Jurys du Grand Oral : impréparations et incompréhensions

Chères et chers collègues,

Nous comprenons le handicap que peuvent représenter, cette année, sans anticipation possible, les convocations aux jurys du Grand Oral, examen dont la préparation a été des plus chaotiques et dans laquelle il n’a pas été simple pour nous, professeur.e.s documentalistes, de trouver une place en l’absence d’un horaire fléché pour la préparation mais aussi de toute référence explicite aux compétences info-documentaires dans les documents d’accompagnement et critères d’évaluation. La situation sanitaire est encore venue compliquer une mise en œuvre qui s’annonçait de toute façon complexe car mal préparée.

Vous avez été nombreuses et nombreux à mettre en avant l’incohérence de la position du Ministère qui, d’un côté, nous exclut du bénéfice de la prime informatique sous prétexte que nous ne serions pas devant élèves et qui, de l’autre, semble massivement faire appel à la profession pour faire partie des jurys. Sur ce dernier point, comme certains d’entre vous l’ont souligné, il faut néanmoins se méfier de l’effet "chambre d’écho" que nous procurent les listes professionnelles, ainsi que les groupes sur les réseaux sociaux numériques, et attendre d’avoir un peu plus de recul pour pouvoir mesurer si la mobilisation de la profession aura été réellement plus importante que celle pour les TPE.

Toujours est-il que la présence des professeur.e.s documentalistes dans les jurys et la pertinence de cette présence fournissent à l’APDEN des arguments supplémentaires dans le combat qu’elle mène pour obtenir une égalité de traitement au sein du corps des professeurs certifiés dont la création d’une agrégation, attendue depuis une trentaine d’années par la profession, alors qu’il aura fallu à peine deux ans pour celle d’informatique... Cette égalité de traitement ne peut en aucun cas se limiter à un recours à notre profession, fût-il accru, pour la constitution des jurys ou à la revalorisation d’une ISP qui reste toujours très sensiblement en-deçà de l’ISOE.

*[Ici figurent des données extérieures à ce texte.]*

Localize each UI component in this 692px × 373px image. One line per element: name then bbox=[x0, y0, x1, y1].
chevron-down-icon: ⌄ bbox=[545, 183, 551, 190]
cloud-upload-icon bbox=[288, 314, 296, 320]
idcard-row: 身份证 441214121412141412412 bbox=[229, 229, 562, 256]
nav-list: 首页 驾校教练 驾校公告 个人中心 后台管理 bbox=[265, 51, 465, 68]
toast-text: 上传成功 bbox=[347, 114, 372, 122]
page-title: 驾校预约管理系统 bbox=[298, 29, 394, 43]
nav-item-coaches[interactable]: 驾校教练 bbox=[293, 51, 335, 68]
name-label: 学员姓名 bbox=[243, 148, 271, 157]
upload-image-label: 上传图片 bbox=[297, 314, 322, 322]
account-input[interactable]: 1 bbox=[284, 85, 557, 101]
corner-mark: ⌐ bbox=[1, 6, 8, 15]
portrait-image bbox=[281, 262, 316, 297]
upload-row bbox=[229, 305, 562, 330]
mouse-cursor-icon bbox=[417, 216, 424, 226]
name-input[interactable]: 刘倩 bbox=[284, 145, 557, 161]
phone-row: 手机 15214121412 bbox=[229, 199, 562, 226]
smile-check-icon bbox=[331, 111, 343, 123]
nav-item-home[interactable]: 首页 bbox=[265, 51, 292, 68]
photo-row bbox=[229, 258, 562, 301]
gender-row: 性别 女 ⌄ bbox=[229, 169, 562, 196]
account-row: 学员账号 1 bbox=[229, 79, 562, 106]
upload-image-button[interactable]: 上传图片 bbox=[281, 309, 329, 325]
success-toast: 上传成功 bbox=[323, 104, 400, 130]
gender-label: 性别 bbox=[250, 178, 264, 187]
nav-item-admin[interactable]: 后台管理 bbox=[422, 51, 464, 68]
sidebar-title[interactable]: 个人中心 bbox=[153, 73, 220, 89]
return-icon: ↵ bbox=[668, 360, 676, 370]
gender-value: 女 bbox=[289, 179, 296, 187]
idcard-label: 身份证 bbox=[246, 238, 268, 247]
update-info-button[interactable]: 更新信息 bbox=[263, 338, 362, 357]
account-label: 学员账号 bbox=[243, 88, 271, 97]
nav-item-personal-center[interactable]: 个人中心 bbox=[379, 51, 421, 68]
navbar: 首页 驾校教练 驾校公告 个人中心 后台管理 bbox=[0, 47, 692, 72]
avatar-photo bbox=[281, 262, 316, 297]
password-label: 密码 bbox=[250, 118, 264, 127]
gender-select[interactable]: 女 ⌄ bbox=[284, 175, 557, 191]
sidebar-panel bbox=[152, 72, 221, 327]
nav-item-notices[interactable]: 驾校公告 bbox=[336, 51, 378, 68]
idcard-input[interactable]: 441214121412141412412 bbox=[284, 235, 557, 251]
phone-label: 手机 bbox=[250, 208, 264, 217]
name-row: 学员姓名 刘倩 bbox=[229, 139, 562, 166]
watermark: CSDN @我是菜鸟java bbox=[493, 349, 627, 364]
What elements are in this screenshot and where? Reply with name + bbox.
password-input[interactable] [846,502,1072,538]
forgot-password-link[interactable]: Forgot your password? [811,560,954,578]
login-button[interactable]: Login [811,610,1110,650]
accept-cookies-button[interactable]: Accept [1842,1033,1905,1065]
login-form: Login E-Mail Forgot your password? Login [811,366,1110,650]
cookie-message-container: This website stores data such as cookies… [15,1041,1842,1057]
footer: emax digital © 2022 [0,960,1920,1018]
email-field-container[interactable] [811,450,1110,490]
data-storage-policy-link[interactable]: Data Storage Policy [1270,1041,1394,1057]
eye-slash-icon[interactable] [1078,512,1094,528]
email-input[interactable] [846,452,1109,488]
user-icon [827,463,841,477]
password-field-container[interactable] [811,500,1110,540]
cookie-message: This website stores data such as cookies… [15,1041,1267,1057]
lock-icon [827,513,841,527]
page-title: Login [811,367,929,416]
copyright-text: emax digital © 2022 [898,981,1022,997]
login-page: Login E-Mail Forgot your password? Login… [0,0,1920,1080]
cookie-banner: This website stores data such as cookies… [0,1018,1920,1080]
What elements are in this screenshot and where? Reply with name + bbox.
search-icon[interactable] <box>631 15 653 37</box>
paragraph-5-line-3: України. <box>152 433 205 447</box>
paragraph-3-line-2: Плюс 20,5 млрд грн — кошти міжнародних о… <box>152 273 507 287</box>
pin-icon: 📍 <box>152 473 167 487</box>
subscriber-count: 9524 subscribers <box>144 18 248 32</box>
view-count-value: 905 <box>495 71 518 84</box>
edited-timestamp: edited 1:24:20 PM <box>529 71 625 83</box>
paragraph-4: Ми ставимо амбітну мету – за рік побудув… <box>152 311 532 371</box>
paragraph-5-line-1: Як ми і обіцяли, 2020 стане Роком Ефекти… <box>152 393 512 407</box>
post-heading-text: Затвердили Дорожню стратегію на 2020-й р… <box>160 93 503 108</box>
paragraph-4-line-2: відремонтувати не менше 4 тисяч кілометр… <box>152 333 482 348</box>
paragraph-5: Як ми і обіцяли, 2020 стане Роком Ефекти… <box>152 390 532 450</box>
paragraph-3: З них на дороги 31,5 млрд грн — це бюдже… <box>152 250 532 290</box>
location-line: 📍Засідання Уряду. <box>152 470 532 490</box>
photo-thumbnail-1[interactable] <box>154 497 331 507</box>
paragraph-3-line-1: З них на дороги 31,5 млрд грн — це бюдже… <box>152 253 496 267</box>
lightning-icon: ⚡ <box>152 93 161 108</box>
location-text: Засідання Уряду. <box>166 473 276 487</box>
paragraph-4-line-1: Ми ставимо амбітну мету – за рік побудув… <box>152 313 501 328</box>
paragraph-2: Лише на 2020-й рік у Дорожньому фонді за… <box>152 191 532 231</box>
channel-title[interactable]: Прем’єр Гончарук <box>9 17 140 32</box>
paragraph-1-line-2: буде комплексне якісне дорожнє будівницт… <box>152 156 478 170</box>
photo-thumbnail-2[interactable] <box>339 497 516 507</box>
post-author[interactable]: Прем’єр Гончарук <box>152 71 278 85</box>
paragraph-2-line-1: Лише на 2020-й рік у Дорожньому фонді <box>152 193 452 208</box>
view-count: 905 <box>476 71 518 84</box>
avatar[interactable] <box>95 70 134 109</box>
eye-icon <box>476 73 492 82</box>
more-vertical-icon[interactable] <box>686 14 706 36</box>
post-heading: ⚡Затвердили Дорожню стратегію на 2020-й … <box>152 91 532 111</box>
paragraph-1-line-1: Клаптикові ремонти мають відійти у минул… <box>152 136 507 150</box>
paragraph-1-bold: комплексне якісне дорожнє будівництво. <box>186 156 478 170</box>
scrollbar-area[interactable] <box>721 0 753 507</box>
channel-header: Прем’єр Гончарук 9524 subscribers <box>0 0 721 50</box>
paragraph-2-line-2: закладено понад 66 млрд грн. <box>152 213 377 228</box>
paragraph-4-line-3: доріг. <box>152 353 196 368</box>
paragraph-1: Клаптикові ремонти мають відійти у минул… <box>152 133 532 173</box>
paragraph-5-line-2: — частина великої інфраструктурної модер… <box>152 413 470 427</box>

Le Ministre devrait prochainement communiquer sur les mesures qu’il aura retenues pour le renforcement de l’EMI et de l’esprit critique ; l’A.P.D.E.N a été très sollicitée ces derniers mois et a été force de propositions en insistant, notamment, sur la nécessité d’un cadre horaire fléché pour l’EMI dans les emplois du temps des élèves, sur chaque niveau, ou encore sur celle de la rédaction d’un curriculum précisant les connaissances et les compétences que doivent acquérir les élèves de l’école au lycée.

La place des professeurs documentalistes devrait être évoquée dans les annonces ministérielles ; dans quelles proportions et dans quels termes ? Nous l’ignorons encore mais, quels qu’ils soient, nous ne manquerons pas d’y réagir, comme notre association l’a toujours fait. Ce sera pour nous l’occasion de mettre en perspective ces annonces avec les problématiques anciennes et nouvelles de notre profession, comme celles au sujet du Grand Oral débattues sur plusieurs fils de discussion ces derniers jours. Que ce soit au sein du groupe de travail EMI piloté par le CLEMI ou auprès du Cabinet du Ministre, de la DGRH, de la DGESCO et, plus récemment, de la "mission flash" confiée à l’IGESR sur l’EMI et l’esprit critique, l’A.P.D.E.N. a systématiquement souligné les incohérences entre, d’une part, les préoccupations liées à l’acquisition, par tous les élèves , d’une formation à la culture de l’information et des médias, telle qu’elle apparaît dans le premier axe de notre circulaire de missions, et, d’autre part, les nombreux obstacles que nous rencontrons pour une mise en œuvre effective de celle-ci, au rang desquels, le régime statutaire discriminatoire qui nous est appliqué.

Dans ce contexte, l’expérience de celles et ceux d’entre nous qui participeront aux jurys pourra certainement venir très utilement compléter les échanges sur nos listes professionnelles ; l’A.P.D.E.N y sera attentive et enrichira ses démarches à venir de vos retours. En binôme, au sein des jurys, avec des collègues et/ou disciplines qui seront parfois peu au fait de la réalité de notre métier et de notre expertise pédagogique, formons le vœu que cette nouvelle péripétie, dans l’histoire compliquée de notre profession, viendra, envers et contre tout, en renforcer la visibilité. Il n’y a pas de petite tribune et chacune de nos voix porte un peu en elle celle de l’ensemble de nos collègues.